Command-line Clients#

Data Center

A Docker image containing sample command-line drivers for the Riva services is available on NGC. Pull and run the container by using the following commands. The client expects that a Riva server is running with models deployed, and all command-line drivers accept an optional argument to specify the location of the server. No GPU is required to run the sample clients.

docker pull nvcr.io/nvidia/riva/riva-speech-client:2.3.0
docker run -it --rm nvcr.io/nvidia/riva/riva-speech-client:2.3.0

Embedded

The sample command-line clients are present in the Riva server container. Refer to the Quick Start Guide for steps on how to launch the Riva server container.

Speech Recognition#

Both binary and Python clients are included in the Docker image with options to perform ASR inference in streaming as well as offline (nonstreaming) mode.

Binary Streaming Example#

Run the ASR streaming client, where --audio_file specifies the audio file that is to be transcribed. Other options can be found in riva_streaming_asr_client --help.

riva_streaming_asr_client --audio_file /work/wav/test/1272-135031-0001.wav

Binary Offline/Batch (nonstreaming) Example#

Run the binary ASR offline client, where --audio_file specifies the audio file that is to be transcribed. Other options can be found in riva_asr_client --help.

riva_asr_client --audio_file /work/wav/test/1272-135031-0001.wav

Python Streaming Example#

Run the Python ASR streaming client, where --input-file specifies the audio file that is to be transcribed. Other options can be found in riva_streaming_asr_client.py.

python riva_streaming_asr_client.py --input-file=/work/wav/test/1272-135031-0001.wav

The transcribe_mic.py example is the preferred, cross-platform way to interact with Riva. Additionally, using a microphone from an arbitrary remote system running on any operating system and hardware platform is recommended.

python transcribe_mic.py --input-device <device_id>

where the <device_id> of your audio input device can be obtained from:

python transcribe_mic.py --list-devices

Other Python ASR clients are also available.

  1. transcribe_file.py transcribes audio files in streaming mode.

  2. transcribe_file_offline.py transcribes audio files in offline mode.

  3. transcribe_file_rt.py transcribes audio files while playing back through PyAudio stream.

Natural Language Processing#

Both binary and Python clients are included in the Docker image for supported NLP tasks.

Binary NER Example#

Run the Token Classification Model (NER), where --queries specifies the query file in which to provide token labels for. Other options can be found in riva_nlp_classify_tokens --help.

riva_nlp_classify_tokens --queries=/work/test_files/nlu/queries.txt

Binary QA Example#

Run the binary Question Answering client, where --questions specifies the file containing questions and --contexts specifies the file containing the context paragraph. Other options can be found in riva_nlp_qa --help.

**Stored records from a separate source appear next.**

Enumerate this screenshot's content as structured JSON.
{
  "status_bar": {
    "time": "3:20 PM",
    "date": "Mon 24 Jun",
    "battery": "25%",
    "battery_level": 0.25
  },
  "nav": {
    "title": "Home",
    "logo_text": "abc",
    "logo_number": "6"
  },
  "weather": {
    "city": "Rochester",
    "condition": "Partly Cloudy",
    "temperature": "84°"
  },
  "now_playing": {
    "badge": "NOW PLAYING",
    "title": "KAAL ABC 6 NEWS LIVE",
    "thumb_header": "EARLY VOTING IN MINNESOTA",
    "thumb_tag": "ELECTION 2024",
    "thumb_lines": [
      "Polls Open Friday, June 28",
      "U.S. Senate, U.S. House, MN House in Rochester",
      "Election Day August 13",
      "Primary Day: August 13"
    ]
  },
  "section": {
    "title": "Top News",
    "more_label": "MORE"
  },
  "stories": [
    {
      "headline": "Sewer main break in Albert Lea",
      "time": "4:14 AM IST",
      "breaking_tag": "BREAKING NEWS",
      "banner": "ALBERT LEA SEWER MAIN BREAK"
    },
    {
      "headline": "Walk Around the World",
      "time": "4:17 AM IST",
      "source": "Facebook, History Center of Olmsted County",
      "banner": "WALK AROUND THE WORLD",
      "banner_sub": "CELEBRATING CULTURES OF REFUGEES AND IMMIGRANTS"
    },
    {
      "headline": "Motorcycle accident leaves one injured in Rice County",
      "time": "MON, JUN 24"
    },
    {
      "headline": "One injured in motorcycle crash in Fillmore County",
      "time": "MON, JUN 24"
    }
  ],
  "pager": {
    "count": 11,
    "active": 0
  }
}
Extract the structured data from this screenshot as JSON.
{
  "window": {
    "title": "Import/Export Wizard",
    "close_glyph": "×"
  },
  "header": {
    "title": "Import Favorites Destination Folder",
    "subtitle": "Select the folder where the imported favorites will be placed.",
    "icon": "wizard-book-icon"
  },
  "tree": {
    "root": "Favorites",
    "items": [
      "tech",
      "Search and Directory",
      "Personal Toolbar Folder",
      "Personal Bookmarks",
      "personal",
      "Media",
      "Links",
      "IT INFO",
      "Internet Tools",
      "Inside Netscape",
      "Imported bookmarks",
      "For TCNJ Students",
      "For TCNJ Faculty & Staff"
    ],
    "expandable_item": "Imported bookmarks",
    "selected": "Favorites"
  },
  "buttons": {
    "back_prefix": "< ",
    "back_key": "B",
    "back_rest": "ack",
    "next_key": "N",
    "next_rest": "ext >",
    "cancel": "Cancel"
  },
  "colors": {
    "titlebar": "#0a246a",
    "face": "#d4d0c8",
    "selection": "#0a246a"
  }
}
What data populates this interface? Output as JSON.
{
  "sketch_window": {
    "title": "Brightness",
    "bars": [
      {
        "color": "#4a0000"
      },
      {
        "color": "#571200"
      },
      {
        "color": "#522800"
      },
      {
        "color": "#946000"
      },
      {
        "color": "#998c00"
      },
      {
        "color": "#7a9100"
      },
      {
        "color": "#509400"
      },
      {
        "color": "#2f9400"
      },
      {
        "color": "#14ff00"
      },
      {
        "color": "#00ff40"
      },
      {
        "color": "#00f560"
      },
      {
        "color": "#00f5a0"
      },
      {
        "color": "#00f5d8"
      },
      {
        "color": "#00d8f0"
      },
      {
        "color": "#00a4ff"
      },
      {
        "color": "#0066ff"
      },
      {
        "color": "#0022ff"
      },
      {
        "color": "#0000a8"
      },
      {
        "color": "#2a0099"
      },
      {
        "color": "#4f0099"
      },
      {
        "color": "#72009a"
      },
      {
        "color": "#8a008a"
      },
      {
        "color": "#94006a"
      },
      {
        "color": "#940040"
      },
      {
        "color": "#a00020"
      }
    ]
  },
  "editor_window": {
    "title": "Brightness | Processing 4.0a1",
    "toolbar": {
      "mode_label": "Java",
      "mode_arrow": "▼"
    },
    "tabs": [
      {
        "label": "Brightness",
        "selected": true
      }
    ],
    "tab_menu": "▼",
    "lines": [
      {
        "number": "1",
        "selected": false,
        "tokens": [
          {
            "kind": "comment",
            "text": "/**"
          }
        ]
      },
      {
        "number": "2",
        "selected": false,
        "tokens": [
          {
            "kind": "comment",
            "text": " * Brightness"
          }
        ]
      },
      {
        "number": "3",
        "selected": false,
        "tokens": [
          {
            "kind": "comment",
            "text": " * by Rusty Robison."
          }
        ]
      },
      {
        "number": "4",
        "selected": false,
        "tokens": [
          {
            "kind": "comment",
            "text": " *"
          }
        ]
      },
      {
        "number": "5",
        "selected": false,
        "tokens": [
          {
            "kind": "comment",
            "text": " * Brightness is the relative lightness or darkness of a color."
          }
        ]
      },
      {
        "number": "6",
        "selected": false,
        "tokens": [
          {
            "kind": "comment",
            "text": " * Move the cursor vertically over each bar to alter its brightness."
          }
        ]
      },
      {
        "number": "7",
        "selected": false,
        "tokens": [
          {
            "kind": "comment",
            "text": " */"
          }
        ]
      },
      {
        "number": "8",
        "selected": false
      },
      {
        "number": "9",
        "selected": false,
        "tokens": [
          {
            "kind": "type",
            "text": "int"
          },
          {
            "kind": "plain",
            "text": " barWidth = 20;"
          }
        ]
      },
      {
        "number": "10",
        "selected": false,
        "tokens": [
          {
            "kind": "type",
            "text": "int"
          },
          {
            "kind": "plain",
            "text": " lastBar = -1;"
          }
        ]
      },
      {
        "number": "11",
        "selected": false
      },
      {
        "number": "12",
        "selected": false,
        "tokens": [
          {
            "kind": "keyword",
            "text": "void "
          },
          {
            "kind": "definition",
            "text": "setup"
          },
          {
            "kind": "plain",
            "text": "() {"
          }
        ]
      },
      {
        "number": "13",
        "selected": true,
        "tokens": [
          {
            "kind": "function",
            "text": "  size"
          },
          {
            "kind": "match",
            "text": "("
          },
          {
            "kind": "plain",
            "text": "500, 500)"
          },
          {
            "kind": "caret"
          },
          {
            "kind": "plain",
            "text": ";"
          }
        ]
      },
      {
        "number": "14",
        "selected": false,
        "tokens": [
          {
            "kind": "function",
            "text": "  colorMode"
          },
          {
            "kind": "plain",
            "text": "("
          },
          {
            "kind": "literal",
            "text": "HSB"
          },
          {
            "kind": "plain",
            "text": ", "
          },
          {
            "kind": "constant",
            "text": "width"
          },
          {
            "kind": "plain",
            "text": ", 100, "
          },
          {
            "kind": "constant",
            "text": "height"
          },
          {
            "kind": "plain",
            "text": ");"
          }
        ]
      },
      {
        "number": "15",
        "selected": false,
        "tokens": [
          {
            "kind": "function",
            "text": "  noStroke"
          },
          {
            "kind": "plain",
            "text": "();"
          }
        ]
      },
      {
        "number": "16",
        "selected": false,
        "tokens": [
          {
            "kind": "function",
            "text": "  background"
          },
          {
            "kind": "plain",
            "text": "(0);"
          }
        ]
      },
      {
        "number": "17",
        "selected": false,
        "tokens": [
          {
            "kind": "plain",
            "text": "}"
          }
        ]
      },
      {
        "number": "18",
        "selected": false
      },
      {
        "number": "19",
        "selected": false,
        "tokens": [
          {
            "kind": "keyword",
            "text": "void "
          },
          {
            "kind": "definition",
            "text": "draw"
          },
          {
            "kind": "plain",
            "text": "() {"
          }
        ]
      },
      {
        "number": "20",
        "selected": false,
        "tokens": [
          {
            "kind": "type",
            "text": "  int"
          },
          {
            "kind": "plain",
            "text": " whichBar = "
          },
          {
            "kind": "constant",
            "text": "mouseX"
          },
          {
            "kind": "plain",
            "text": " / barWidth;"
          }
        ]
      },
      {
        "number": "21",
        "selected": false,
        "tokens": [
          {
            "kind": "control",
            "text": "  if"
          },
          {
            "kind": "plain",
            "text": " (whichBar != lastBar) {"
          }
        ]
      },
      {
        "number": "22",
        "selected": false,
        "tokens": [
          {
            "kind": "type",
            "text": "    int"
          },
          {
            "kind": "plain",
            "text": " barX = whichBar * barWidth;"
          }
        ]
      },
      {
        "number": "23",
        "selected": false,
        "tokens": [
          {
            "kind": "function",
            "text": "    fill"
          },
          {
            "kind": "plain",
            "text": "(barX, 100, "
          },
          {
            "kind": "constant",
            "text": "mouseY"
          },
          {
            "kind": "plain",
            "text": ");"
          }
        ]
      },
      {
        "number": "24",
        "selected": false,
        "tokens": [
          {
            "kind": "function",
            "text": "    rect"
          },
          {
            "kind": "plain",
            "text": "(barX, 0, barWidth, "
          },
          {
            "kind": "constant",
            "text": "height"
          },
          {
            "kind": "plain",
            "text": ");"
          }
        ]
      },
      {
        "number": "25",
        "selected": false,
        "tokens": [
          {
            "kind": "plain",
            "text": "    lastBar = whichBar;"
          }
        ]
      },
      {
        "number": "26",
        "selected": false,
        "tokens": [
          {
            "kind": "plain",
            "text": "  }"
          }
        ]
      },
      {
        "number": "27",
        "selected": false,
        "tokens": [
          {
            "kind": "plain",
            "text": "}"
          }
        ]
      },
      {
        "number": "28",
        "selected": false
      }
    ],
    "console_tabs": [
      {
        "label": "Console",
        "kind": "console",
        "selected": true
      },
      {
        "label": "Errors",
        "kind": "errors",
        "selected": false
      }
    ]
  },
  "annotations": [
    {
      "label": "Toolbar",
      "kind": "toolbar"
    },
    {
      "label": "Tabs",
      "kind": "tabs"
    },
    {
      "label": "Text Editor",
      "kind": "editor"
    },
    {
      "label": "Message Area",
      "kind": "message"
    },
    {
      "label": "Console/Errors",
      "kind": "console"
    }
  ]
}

riva_nlp_qa --questions=/work/test_files/nlu/qa_questions.txt --contexts=/work/test_files/nlu/qa_contexts.txt

Python QA Example#

Run the Python Question Answering client. Modify test_context and req.query in the test_qa.py script to try different Question Answering examples.

python test_qa.py

Python Intent Slot Example#

Run the Python Intent Slot Classification client, where --query specifies the query string.

python intentslot_client.py --query "your query" --model riva_intent_misty --api "intent_slot"

Binary Punctuation Example#

Run the Punctuation client, where --queries specifies the file containing inputs to punctuate. Note that if you want to specify --output to write output of the punctuation model to a file, you need to also specify --parallel_requests=1.

riva_nlp_punct --queries=/work/test_files/nlu/punctuation_input.txt

Speech Synthesis#

Binary clients are supported in the Docker image for TTS.

Binary TTS Client Example#

Run the binary TTS client, where --text is used to specify the input text for which to synthesize audio. The output of the client is a .wav file, which can be specified by --audio_file. Other options can be found in riva_tts_client --help.

riva_tts_client --text="I had a dream yesterday." --audio_file=/work/wav/output.wav

Binary TTS Performance Client Example#

Run the binary TTS performance client, which provides information about latency and throughput. Options --text specifies the input text and --text_file specifies the file containing multiple text inputs. Other options can be found in riva_tts_perf_client --help.

riva_tts_perf_client --text_file=/work/test_files/tts/ljs_audio_text_test_filelist_small.txt

Python Client Examples#

Two command-line clients implemented in Python are provided as an example of how to interact with the TTS service using the Python API. The talk.py script is an implementation of a client for performing offline inference, and talk_stream.py is an implementation using online inference (with audio being streamed back to the client in chunks).

python talk_stream.py --output-device <device_id>

where the <device_id> of your audio output device can be obtained from:

python talk_stream.py --list-devices

The talk.py script can be used with similar arguments as above.